Daqui a 50 anos, os computadores poderão fazer qualquer coisa, desde dirigir táxis a realizar intervenções cirúrgicas de rotina. Muito antes disso, a inteligência artificial transformará o ensino superior, tornando a formação em universidades amplamente acessível, até mesmo nos países mais pobres. E, evidentemente, em toda parte há outros usos mais prosaicos, embora cruciais da inteligência artificial, desde gerir a instalação eletrônica e elétrica nas nossas casas até a disseminação de "grades inteligentes" para água e eletricidade, ajudando a monitorar estes e outros sistemas para reduzir o desperdício.

 

Em suma, não concordo com a ideia de que, depois da internet e do PC, teremos de esperar muito tempo até a próxima inovação. A inteligência artificial fornecerá o impulso que favorecerá a evolução nesta década.

 

Portanto, apesar de um início difícil depois da crise financeira (que ainda freará o crescimento global este ano e no próximo), não há nenhuma razão para que a nova década tenha de ser um fiasco econômico.
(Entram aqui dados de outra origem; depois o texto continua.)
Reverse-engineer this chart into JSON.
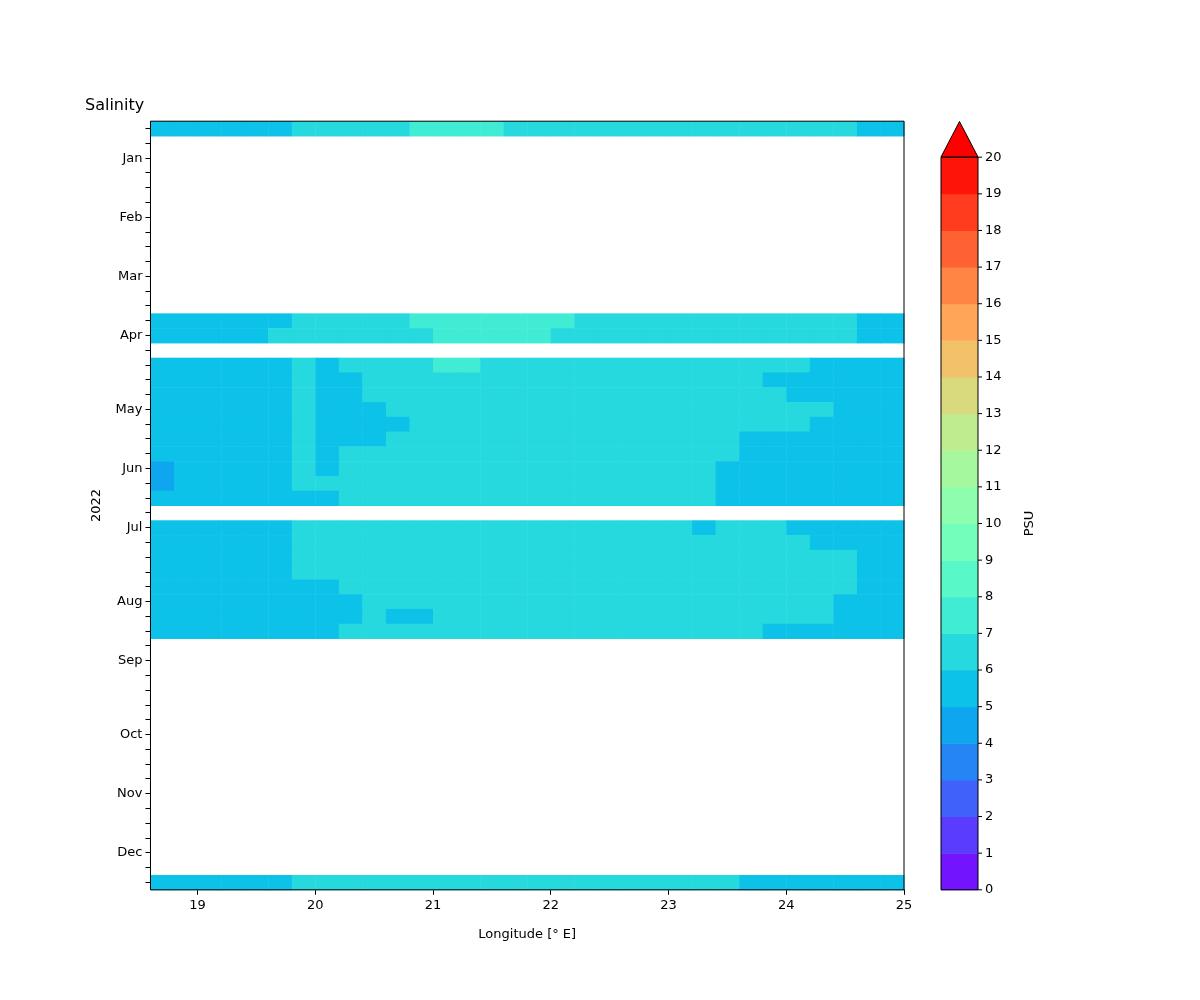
{
  "chart_data": {
    "type": "heatmap",
    "title": "Salinity",
    "xlabel": "Longitude [° E]",
    "ylabel": "2022",
    "clabel": "PSU",
    "x": [
      18.7,
      18.9,
      19.1,
      19.3,
      19.5,
      19.7,
      19.9,
      20.1,
      20.3,
      20.5,
      20.7,
      20.9,
      21.1,
      21.3,
      21.5,
      21.7,
      21.9,
      22.1,
      22.3,
      22.5,
      22.7,
      22.9,
      23.1,
      23.3,
      23.5,
      23.7,
      23.9,
      24.1,
      24.3,
      24.5,
      24.7,
      24.9
    ],
    "xlim": [
      18.6,
      25
    ],
    "xticks": [
      19,
      20,
      21,
      22,
      23,
      24,
      25
    ],
    "y_categories": [
      null,
      null,
      "Jan",
      null,
      null,
      null,
      "Feb",
      null,
      null,
      null,
      "Mar",
      null,
      null,
      null,
      "Apr",
      null,
      null,
      null,
      null,
      "May",
      null,
      null,
      null,
      "Jun",
      null,
      null,
      null,
      "Jul",
      null,
      null,
      null,
      null,
      "Aug",
      null,
      null,
      null,
      "Sep",
      null,
      null,
      null,
      null,
      "Oct",
      null,
      null,
      null,
      "Nov",
      null,
      null,
      null,
      "Dec",
      null,
      null
    ],
    "clim": [
      0,
      20
    ],
    "cticks": [
      0,
      1,
      2,
      3,
      4,
      5,
      6,
      7,
      8,
      9,
      10,
      11,
      12,
      13,
      14,
      15,
      16,
      17,
      18,
      19,
      20
    ],
    "cells": [
      [
        5.5,
        5.5,
        5.5,
        5.5,
        5.5,
        5.5,
        6.5,
        6.5,
        6.5,
        6.5,
        6.5,
        7.5,
        7.5,
        7.5,
        7.5,
        6.5,
        6.5,
        6.5,
        6.5,
        6.5,
        6.5,
        6.5,
        6.5,
        6.5,
        6.5,
        6.5,
        6.5,
        6.5,
        6.5,
        6.5,
        5.5,
        5.5
      ],
      null,
      null,
      null,
      null,
      null,
      null,
      null,
      null,
      null,
      null,
      null,
      null,
      [
        5.5,
        5.5,
        5.5,
        5.5,
        5.5,
        5.5,
        6.5,
        6.5,
        6.5,
        6.5,
        6.5,
        7.5,
        7.5,
        7.5,
        7.5,
        7.5,
        7.5,
        7.5,
        6.5,
        6.5,
        6.5,
        6.5,
        6.5,
        6.5,
        6.5,
        6.5,
        6.5,
        6.5,
        6.5,
        6.5,
        5.5,
        5.5
      ],
      [
        5.5,
        5.5,
        5.5,
        5.5,
        5.5,
        6.5,
        6.5,
        6.5,
        6.5,
        6.5,
        6.5,
        6.5,
        7.5,
        7.5,
        7.5,
        7.5,
        7.5,
        6.5,
        6.5,
        6.5,
        6.5,
        6.5,
        6.5,
        6.5,
        6.5,
        6.5,
        6.5,
        6.5,
        6.5,
        6.5,
        5.5,
        5.5
      ],
      null,
      [
        5.5,
        5.5,
        5.5,
        5.5,
        5.5,
        5.5,
        6.5,
        5.5,
        6.5,
        6.5,
        6.5,
        6.5,
        7.5,
        7.5,
        6.5,
        6.5,
        6.5,
        6.5,
        6.5,
        6.5,
        6.5,
        6.5,
        6.5,
        6.5,
        6.5,
        6.5,
        6.5,
        6.5,
        5.5,
        5.5,
        5.5,
        5.5
      ],
      [
        5.5,
        5.5,
        5.5,
        5.5,
        5.5,
        5.5,
        6.5,
        5.5,
        5.5,
        6.5,
        6.5,
        6.5,
        6.5,
        6.5,
        6.5,
        6.5,
        6.5,
        6.5,
        6.5,
        6.5,
        6.5,
        6.5,
        6.5,
        6.5,
        6.5,
        6.5,
        5.5,
        5.5,
        5.5,
        5.5,
        5.5,
        5.5
      ],
      [
        5.5,
        5.5,
        5.5,
        5.5,
        5.5,
        5.5,
        6.5,
        5.5,
        5.5,
        6.5,
        6.5,
        6.5,
        6.5,
        6.5,
        6.5,
        6.5,
        6.5,
        6.5,
        6.5,
        6.5,
        6.5,
        6.5,
        6.5,
        6.5,
        6.5,
        6.5,
        6.5,
        5.5,
        5.5,
        5.5,
        5.5,
        5.5
      ],
      [
        5.5,
        5.5,
        5.5,
        5.5,
        5.5,
        5.5,
        6.5,
        5.5,
        5.5,
        5.5,
        6.5,
        6.5,
        6.5,
        6.5,
        6.5,
        6.5,
        6.5,
        6.5,
        6.5,
        6.5,
        6.5,
        6.5,
        6.5,
        6.5,
        6.5,
        6.5,
        6.5,
        6.5,
        6.5,
        5.5,
        5.5,
        5.5
      ],
      [
        5.5,
        5.5,
        5.5,
        5.5,
        5.5,
        5.5,
        6.5,
        5.5,
        5.5,
        5.5,
        5.5,
        6.5,
        6.5,
        6.5,
        6.5,
        6.5,
        6.5,
        6.5,
        6.5,
        6.5,
        6.5,
        6.5,
        6.5,
        6.5,
        6.5,
        6.5,
        6.5,
        6.5,
        5.5,
        5.5,
        5.5,
        5.5
      ],
      [
        5.5,
        5.5,
        5.5,
        5.5,
        5.5,
        5.5,
        6.5,
        5.5,
        5.5,
        5.5,
        6.5,
        6.5,
        6.5,
        6.5,
        6.5,
        6.5,
        6.5,
        6.5,
        6.5,
        6.5,
        6.5,
        6.5,
        6.5,
        6.5,
        6.5,
        5.5,
        5.5,
        5.5,
        5.5,
        5.5,
        5.5,
        5.5
      ],
      [
        5.5,
        5.5,
        5.5,
        5.5,
        5.5,
        5.5,
        6.5,
        5.5,
        6.5,
        6.5,
        6.5,
        6.5,
        6.5,
        6.5,
        6.5,
        6.5,
        6.5,
        6.5,
        6.5,
        6.5,
        6.5,
        6.5,
        6.5,
        6.5,
        6.5,
        5.5,
        5.5,
        5.5,
        5.5,
        5.5,
        5.5,
        5.5
      ],
      [
        4.5,
        5.5,
        5.5,
        5.5,
        5.5,
        5.5,
        6.5,
        5.5,
        6.5,
        6.5,
        6.5,
        6.5,
        6.5,
        6.5,
        6.5,
        6.5,
        6.5,
        6.5,
        6.5,
        6.5,
        6.5,
        6.5,
        6.5,
        6.5,
        5.5,
        5.5,
        5.5,
        5.5,
        5.5,
        5.5,
        5.5,
        5.5
      ],
      [
        4.5,
        5.5,
        5.5,
        5.5,
        5.5,
        5.5,
        6.5,
        6.5,
        6.5,
        6.5,
        6.5,
        6.5,
        6.5,
        6.5,
        6.5,
        6.5,
        6.5,
        6.5,
        6.5,
        6.5,
        6.5,
        6.5,
        6.5,
        6.5,
        5.5,
        5.5,
        5.5,
        5.5,
        5.5,
        5.5,
        5.5,
        5.5
      ],
      [
        5.5,
        5.5,
        5.5,
        5.5,
        5.5,
        5.5,
        5.5,
        5.5,
        6.5,
        6.5,
        6.5,
        6.5,
        6.5,
        6.5,
        6.5,
        6.5,
        6.5,
        6.5,
        6.5,
        6.5,
        6.5,
        6.5,
        6.5,
        6.5,
        5.5,
        5.5,
        5.5,
        5.5,
        5.5,
        5.5,
        5.5,
        5.5
      ],
      null,
      [
        5.5,
        5.5,
        5.5,
        5.5,
        5.5,
        5.5,
        6.5,
        6.5,
        6.5,
        6.5,
        6.5,
        6.5,
        6.5,
        6.5,
        6.5,
        6.5,
        6.5,
        6.5,
        6.5,
        6.5,
        6.5,
        6.5,
        6.5,
        5.5,
        6.5,
        6.5,
        6.5,
        5.5,
        5.5,
        5.5,
        5.5,
        5.5
      ],
      [
        5.5,
        5.5,
        5.5,
        5.5,
        5.5,
        5.5,
        6.5,
        6.5,
        6.5,
        6.5,
        6.5,
        6.5,
        6.5,
        6.5,
        6.5,
        6.5,
        6.5,
        6.5,
        6.5,
        6.5,
        6.5,
        6.5,
        6.5,
        6.5,
        6.5,
        6.5,
        6.5,
        6.5,
        5.5,
        5.5,
        5.5,
        5.5
      ],
      [
        5.5,
        5.5,
        5.5,
        5.5,
        5.5,
        5.5,
        6.5,
        6.5,
        6.5,
        6.5,
        6.5,
        6.5,
        6.5,
        6.5,
        6.5,
        6.5,
        6.5,
        6.5,
        6.5,
        6.5,
        6.5,
        6.5,
        6.5,
        6.5,
        6.5,
        6.5,
        6.5,
        6.5,
        6.5,
        6.5,
        5.5,
        5.5
      ],
      [
        5.5,
        5.5,
        5.5,
        5.5,
        5.5,
        5.5,
        6.5,
        6.5,
        6.5,
        6.5,
        6.5,
        6.5,
        6.5,
        6.5,
        6.5,
        6.5,
        6.5,
        6.5,
        6.5,
        6.5,
        6.5,
        6.5,
        6.5,
        6.5,
        6.5,
        6.5,
        6.5,
        6.5,
        6.5,
        6.5,
        5.5,
        5.5
      ],
      [
        5.5,
        5.5,
        5.5,
        5.5,
        5.5,
        5.5,
        5.5,
        5.5,
        6.5,
        6.5,
        6.5,
        6.5,
        6.5,
        6.5,
        6.5,
        6.5,
        6.5,
        6.5,
        6.5,
        6.5,
        6.5,
        6.5,
        6.5,
        6.5,
        6.5,
        6.5,
        6.5,
        6.5,
        6.5,
        6.5,
        5.5,
        5.5
      ],
      [
        5.5,
        5.5,
        5.5,
        5.5,
        5.5,
        5.5,
        5.5,
        5.5,
        5.5,
        6.5,
        6.5,
        6.5,
        6.5,
        6.5,
        6.5,
        6.5,
        6.5,
        6.5,
        6.5,
        6.5,
        6.5,
        6.5,
        6.5,
        6.5,
        6.5,
        6.5,
        6.5,
        6.5,
        6.5,
        5.5,
        5.5,
        5.5
      ],
      [
        5.5,
        5.5,
        5.5,
        5.5,
        5.5,
        5.5,
        5.5,
        5.5,
        5.5,
        6.5,
        5.5,
        5.5,
        6.5,
        6.5,
        6.5,
        6.5,
        6.5,
        6.5,
        6.5,
        6.5,
        6.5,
        6.5,
        6.5,
        6.5,
        6.5,
        6.5,
        6.5,
        6.5,
        6.5,
        5.5,
        5.5,
        5.5
      ],
      [
        5.5,
        5.5,
        5.5,
        5.5,
        5.5,
        5.5,
        5.5,
        5.5,
        6.5,
        6.5,
        6.5,
        6.5,
        6.5,
        6.5,
        6.5,
        6.5,
        6.5,
        6.5,
        6.5,
        6.5,
        6.5,
        6.5,
        6.5,
        6.5,
        6.5,
        6.5,
        5.5,
        5.5,
        5.5,
        5.5,
        5.5,
        5.5
      ],
      null,
      null,
      null,
      null,
      null,
      null,
      null,
      null,
      null,
      null,
      null,
      null,
      null,
      null,
      null,
      null,
      [
        5.5,
        5.5,
        5.5,
        5.5,
        5.5,
        5.5,
        6.5,
        6.5,
        6.5,
        6.5,
        6.5,
        6.5,
        6.5,
        6.5,
        6.5,
        6.5,
        6.5,
        6.5,
        6.5,
        6.5,
        6.5,
        6.5,
        6.5,
        6.5,
        6.5,
        5.5,
        5.5,
        5.5,
        5.5,
        5.5,
        5.5,
        5.5
      ]
    ]
  }
}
A não ser que ocorra mais uma série de profundas crises financeiras, isso não acontecerá – desde que os políticos não atrapalhem o novo modelo de comércio, tecnologia e inteligência artificial.

 

*Kenneth Rogoff é professor de Economia e Política Pública da Universidade de Harvard, e foi chefe da equipe de economistas do Fundo Monetário Internacional (FMI).